For those who've never experienced the delights of ANZAC biscuits, they are made from rolled oats, butter and golden syrup, sometimes with coconut, and they taste delicious. Many myths surround the origin of these little bakes. It is generally assumed from their name that the biscuits were made by antipodean wives for their menfolk serving in the Australian and New Zealand Army Corps (ANZAC) during World War I. The recipe was supposedly created to ensure the biscuits would remain edible after lengthy periods of naval transportation to their loved ones fighting in Europe and North Africa. However, recent evidence suggests that these war-time provisions were shaped more like rock cakes and made from different ingredients, with ANZAC biscuits being created after the war as commemorative items for consumption on 25th April. Whatever the truth, they make an excellent snack on their own or, as in my case, a fine accompaniment to a fruit dessert.
ANZAC biscuit figured in my Australian Gastronomy Project menu in a dish that I conceived and described as Quandong Pavlova made with ostrich egg albumen, served with a forest peppermint ANZAC biscuit. A month ago the time came for me to cook one of the dishes on my menu for the final stage of my project and this was the dish that I chose. Unfortunately, I was unable to source either quandong or forest peppermint in London, even with help from The Australia Shop and the High Commission. As I hadn't left enough time to import the ingredients from Australia, I was forced to substitute English peaches and herbal peppermint instead. But it all worked well and the resulting dish was well received. As this piece of cooking was an examined part of my Diploma course, I thought it best not to take photographs or publish an article about it. But I was so pleased with the ANZAC biscuit that I determined to repeat the exercise at home a week or two later - and here are the results.
As I think I already explained in a previous post, the aim of the Gastronomy Project presentation was to chose a dish with historic significance and put a modern spin on it.
So these are my modernised ANZAC bikkies, incorporating today's much more accessible "exotic" ingredients: coconut and peppermint.

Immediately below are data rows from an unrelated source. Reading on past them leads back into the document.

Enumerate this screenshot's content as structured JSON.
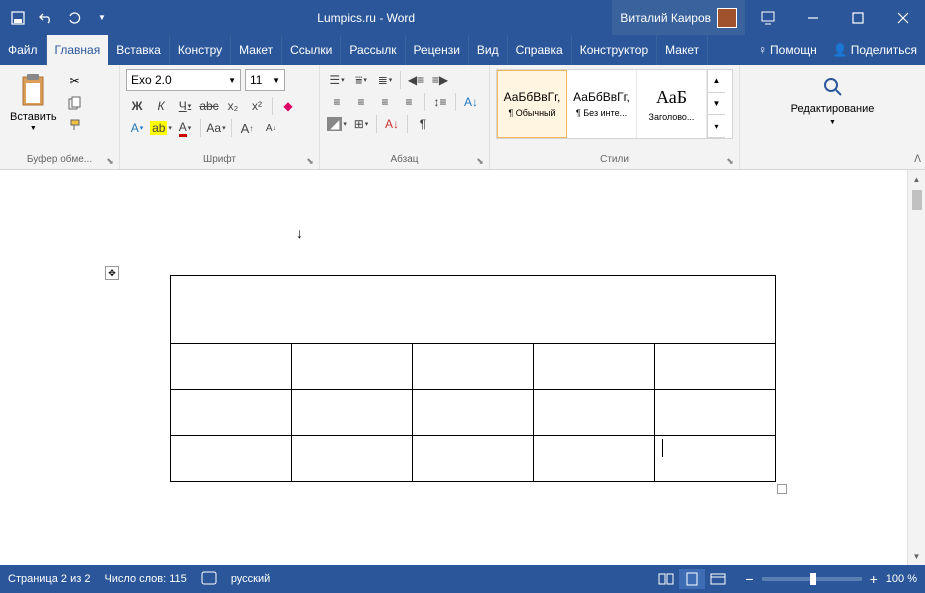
{
  "titlebar": {
    "title": "Lumpics.ru - Word",
    "user": "Виталий Каиров"
  },
  "tabs": {
    "file": "Файл",
    "home": "Главная",
    "insert": "Вставка",
    "design": "Констру",
    "layout": "Макет",
    "references": "Ссылки",
    "mailings": "Рассылк",
    "review": "Рецензи",
    "view": "Вид",
    "help": "Справка",
    "table_design": "Конструктор",
    "table_layout": "Макет",
    "help_btn": "Помощн",
    "share": "Поделиться"
  },
  "ribbon": {
    "clipboard": {
      "paste": "Вставить",
      "label": "Буфер обме..."
    },
    "font": {
      "name": "Exo 2.0",
      "size": "11",
      "bold": "Ж",
      "italic": "К",
      "underline": "Ч",
      "strike": "abc",
      "sub": "x₂",
      "sup": "x²",
      "label": "Шрифт"
    },
    "paragraph": {
      "label": "Абзац"
    },
    "styles": {
      "normal_preview": "АаБбВвГг,",
      "normal_label": "¶ Обычный",
      "nospacing_preview": "АаБбВвГг,",
      "nospacing_label": "¶ Без инте...",
      "heading_preview": "АаБ",
      "heading_label": "Заголово...",
      "label": "Стили"
    },
    "editing": {
      "label": "Редактирование"
    }
  },
  "statusbar": {
    "page": "Страница 2 из 2",
    "words": "Число слов: 115",
    "language": "русский",
    "zoom": "100 %"
  }
}
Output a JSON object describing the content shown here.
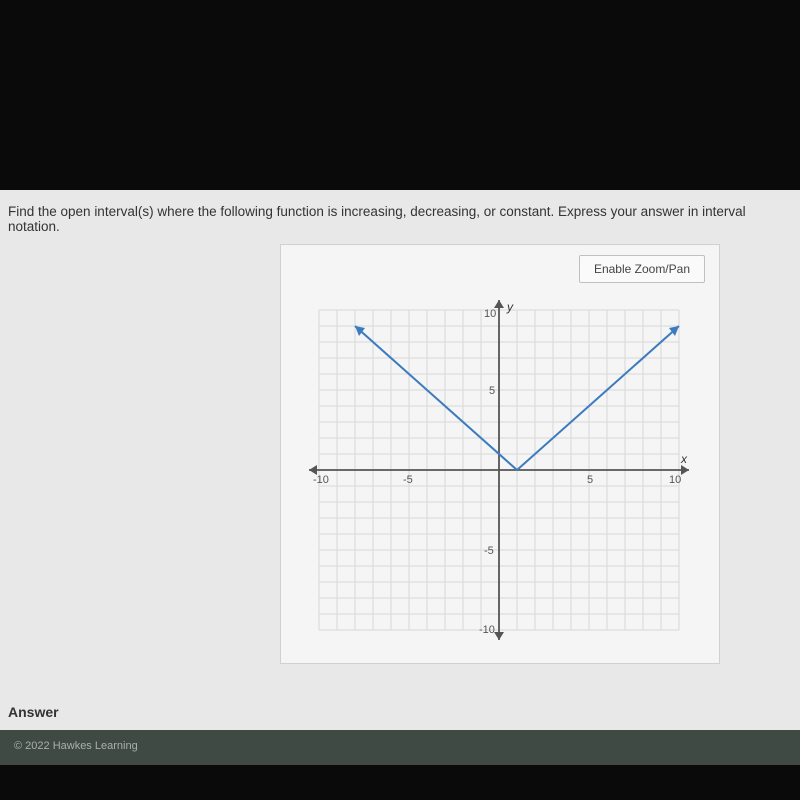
{
  "question": {
    "text": "Find the open interval(s) where the following function is increasing, decreasing, or constant. Express your answer in interval notation."
  },
  "graph": {
    "zoom_button": "Enable Zoom/Pan",
    "xlabel": "x",
    "ylabel": "y",
    "xticks": {
      "neg10": "-10",
      "neg5": "-5",
      "pos5": "5",
      "pos10": "10"
    },
    "yticks": {
      "pos10": "10",
      "pos5": "5",
      "neg5": "-5",
      "neg10": "-10"
    }
  },
  "answer": {
    "label": "Answer"
  },
  "footer": {
    "copyright": "© 2022 Hawkes Learning"
  },
  "chart_data": {
    "type": "line",
    "title": "",
    "xlabel": "x",
    "ylabel": "y",
    "xlim": [
      -10,
      10
    ],
    "ylim": [
      -10,
      10
    ],
    "series": [
      {
        "name": "function",
        "x": [
          -8,
          1,
          10
        ],
        "y": [
          9,
          0,
          9
        ]
      }
    ]
  }
}
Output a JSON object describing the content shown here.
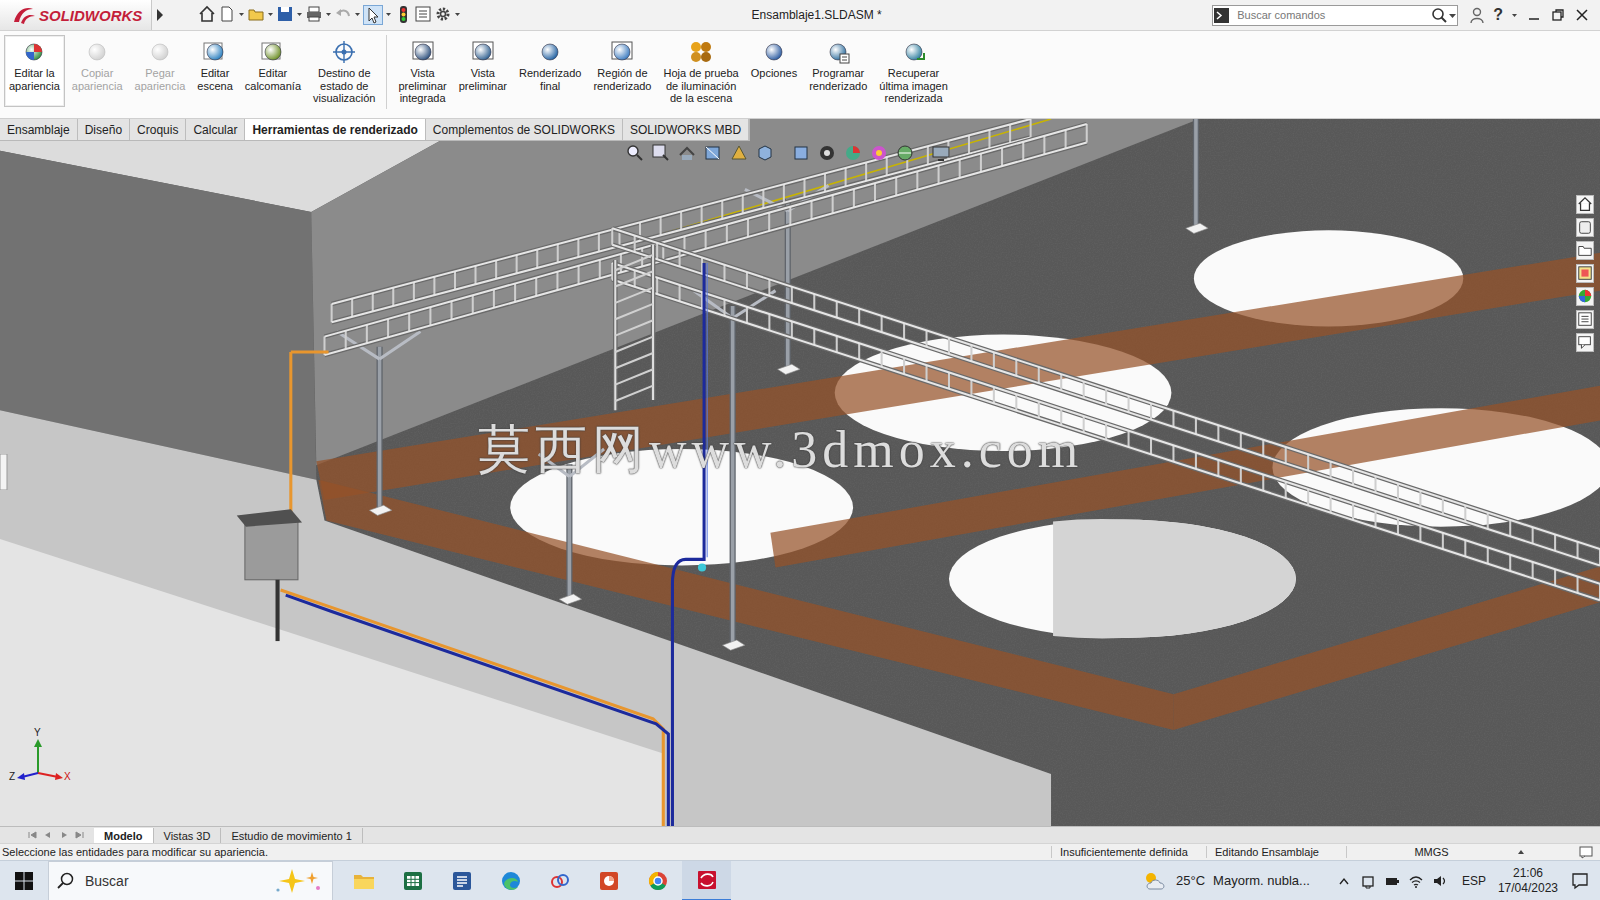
{
  "window": {
    "logo": "SOLIDWORKS",
    "title": "Ensamblaje1.SLDASM *",
    "search": {
      "placeholder": "Buscar comandos"
    },
    "help": "?"
  },
  "ribbon": [
    {
      "lines": [
        "Editar la",
        "apariencia"
      ],
      "selected": true,
      "disabled": false
    },
    {
      "lines": [
        "Copiar",
        "apariencia"
      ],
      "selected": false,
      "disabled": true
    },
    {
      "lines": [
        "Pegar",
        "apariencia"
      ],
      "selected": false,
      "disabled": true
    },
    {
      "lines": [
        "Editar",
        "escena"
      ],
      "selected": false,
      "disabled": false
    },
    {
      "lines": [
        "Editar",
        "calcomanía"
      ],
      "selected": false,
      "disabled": false
    },
    {
      "lines": [
        "Destino de",
        "estado de",
        "visualización"
      ],
      "selected": false,
      "disabled": false
    },
    {
      "lines": [
        "Vista",
        "preliminar",
        "integrada"
      ],
      "selected": false,
      "disabled": false
    },
    {
      "lines": [
        "Vista",
        "preliminar"
      ],
      "selected": false,
      "disabled": false
    },
    {
      "lines": [
        "Renderizado",
        "final"
      ],
      "selected": false,
      "disabled": false
    },
    {
      "lines": [
        "Región de",
        "renderizado"
      ],
      "selected": false,
      "disabled": false
    },
    {
      "lines": [
        "Hoja de prueba",
        "de iluminación",
        "de la escena"
      ],
      "selected": false,
      "disabled": false
    },
    {
      "lines": [
        "Opciones"
      ],
      "selected": false,
      "disabled": false
    },
    {
      "lines": [
        "Programar",
        "renderizado"
      ],
      "selected": false,
      "disabled": false
    },
    {
      "lines": [
        "Recuperar",
        "última imagen",
        "renderizada"
      ],
      "selected": false,
      "disabled": false
    }
  ],
  "tabs": [
    {
      "label": "Ensamblaje",
      "selected": false
    },
    {
      "label": "Diseño",
      "selected": false
    },
    {
      "label": "Croquis",
      "selected": false
    },
    {
      "label": "Calcular",
      "selected": false
    },
    {
      "label": "Herramientas de renderizado",
      "selected": true
    },
    {
      "label": "Complementos de SOLIDWORKS",
      "selected": false
    },
    {
      "label": "SOLIDWORKS MBD",
      "selected": false
    }
  ],
  "viewport": {
    "watermark": "莫西网www.3dmox.com",
    "triad": [
      "Y",
      "X",
      "Z"
    ]
  },
  "bottom_tabs": [
    {
      "label": "Modelo",
      "selected": true
    },
    {
      "label": "Vistas 3D",
      "selected": false
    },
    {
      "label": "Estudio de movimiento 1",
      "selected": false
    }
  ],
  "status_bar": {
    "message": "Seleccione las entidades para modificar su apariencia.",
    "fields": [
      "Insuficientemente definida",
      "Editando Ensamblaje",
      "MMGS"
    ]
  },
  "taskbar": {
    "search": {
      "placeholder": "Buscar"
    },
    "weather": "25°C",
    "weather_text": "Mayorm. nubla...",
    "language": "ESP",
    "time": "21:06",
    "date": "17/04/2023"
  }
}
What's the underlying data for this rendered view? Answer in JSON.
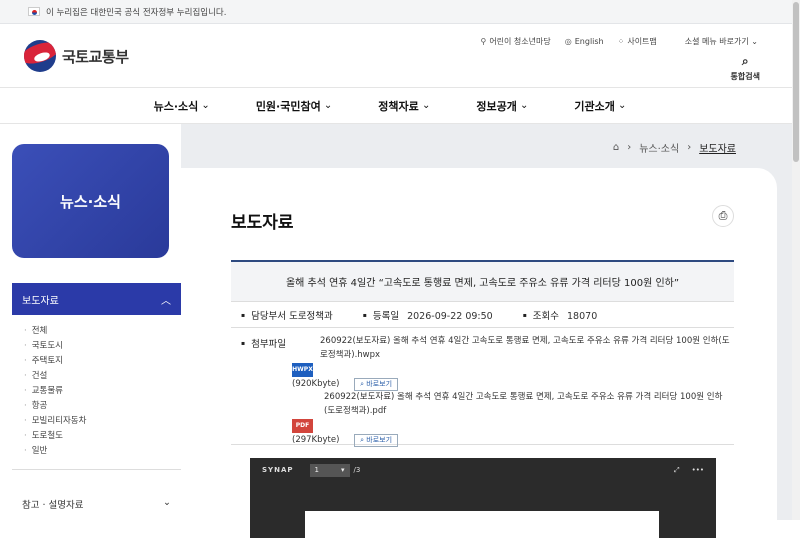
{
  "gov_banner": {
    "text": "이 누리집은 대한민국 공식 전자정부 누리집입니다."
  },
  "logo": {
    "text": "국토교통부"
  },
  "utility": {
    "kids": "어린이 청소년마당",
    "english": "English",
    "sitemap": "사이트맵",
    "social": "소셜 메뉴 바로가기",
    "search": "통합검색"
  },
  "gnb": [
    "뉴스·소식",
    "민원·국민참여",
    "정책자료",
    "정보공개",
    "기관소개"
  ],
  "breadcrumb": {
    "level1": "뉴스·소식",
    "current": "보도자료"
  },
  "lnb": {
    "hero": "뉴스·소식",
    "active": "보도자료",
    "items": [
      "전체",
      "국토도시",
      "주택토지",
      "건설",
      "교통물류",
      "항공",
      "모빌리티자동차",
      "도로철도",
      "일반"
    ],
    "next": "참고 · 설명자료"
  },
  "page": {
    "title": "보도자료"
  },
  "article": {
    "title": "올해 추석 연휴 4일간 “고속도로 통행료 면제, 고속도로 주유소 유류 가격 리터당 100원 인하”",
    "dept_label": "담당부서",
    "dept": "도로정책과",
    "date_label": "등록일",
    "date": "2026-09-22 09:50",
    "views_label": "조회수",
    "views": "18070",
    "files_label": "첨부파일",
    "files": [
      {
        "type": "HWPX",
        "name": "260922(보도자료) 올해 추석 연휴 4일간 고속도로 통행료 면제, 고속도로 주유소 유류 가격 리터당 100원 인하(도로정책과).hwpx",
        "size": "(920Kbyte)",
        "view": "바로보기"
      },
      {
        "type": "PDF",
        "name": "260922(보도자료) 올해 추석 연휴 4일간 고속도로 통행료 면제, 고속도로 주유소 유류 가격 리터당 100원 인하(도로정책과).pdf",
        "size": "(297Kbyte)",
        "view": "바로보기"
      }
    ]
  },
  "viewer": {
    "brand": "SYNAP",
    "page": "1",
    "total": "/3"
  }
}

In the absence of the forest kind, my peppermint was powdered oil extract, courtesy of health food retailers Holland & Barrett.
I deliberately made these much thinner than the classic version, and cut them into a tuile-type shape for über- modernity. I then finished them with a dusting of peppermint-infused icing sugar.
Judging from the rate at which they were scoffed, I'd say the experiment was a resounding success.